ABSTRACT

Medieval Trade Routes.—In the Middle Ages, long-distance trade centred mainly round the two great inland seas, the Mediterranean and the Baltic. The first of these was the traditional highway between East and West along which had flowed in Roman times, and for some centuries after, a rich and fertilizing stream of commerce. But the advance of the Moslem power in the eighth century and its establishment on the eastern and southern coasts of the Mediterranean drove a wedge between East and West and reduced the trade between Asia and Europe to small dimensions. The loss to Western civilization was great. Europe was thrown back upon herself; her agrarian character was intensified; her town life decayed; and her commercial activity sank to a low ebb. The impulse which rescued the West from this state of economic stagnation came from the Crusades. The eastward thrust of Christendom in the eleventh century broke the Mohammedan power in the Mediterranean and reopened to European traders the markets so long closed to them.
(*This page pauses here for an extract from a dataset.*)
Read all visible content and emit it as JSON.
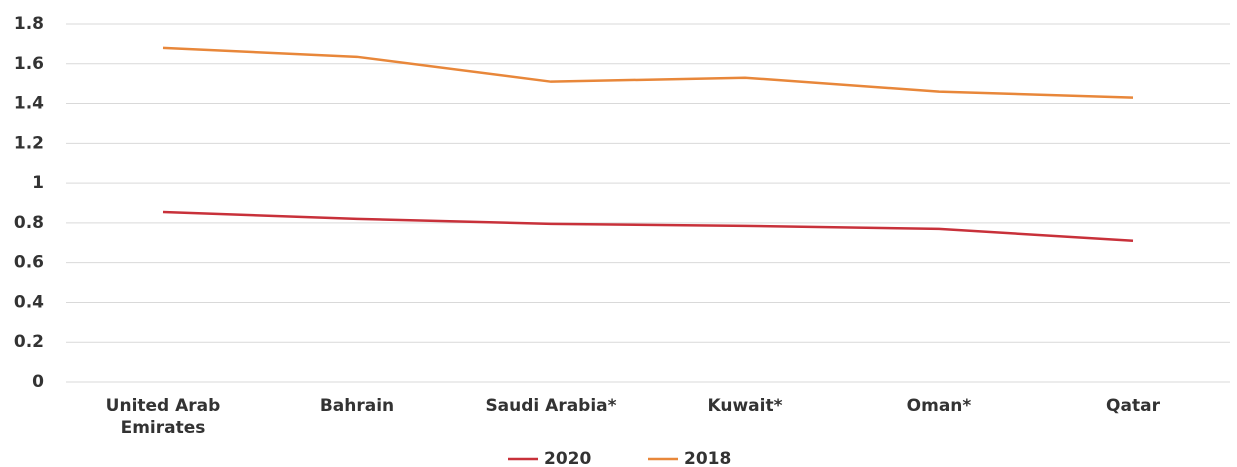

The Italian cities and especially Venice were quick to seize the opportunity thus provided. All over the eastern Mediterranean they planted their trading depots, and collected in their galleys the rich cloths, the glasswork, the mosaics, the porcelain, the gold and silver ornaments of the great manufacturing city of Constantinople; the spices, the silks, the tapestries, the carpets and the precious stones of the East, brought by desert ways to the Levantine ports from Hindustan and far Cathay. These luxury goods were distributed from Italy to the rest of Europe either by the land routes through the passes of the Alps or by sea through the Straits of Gibraltar, the Bay of Biscay and the English Channel. Both these trade routes terminated in the Low Countries, which thus acquired exceptional importance in the Middle Ages as an international mart or emporium.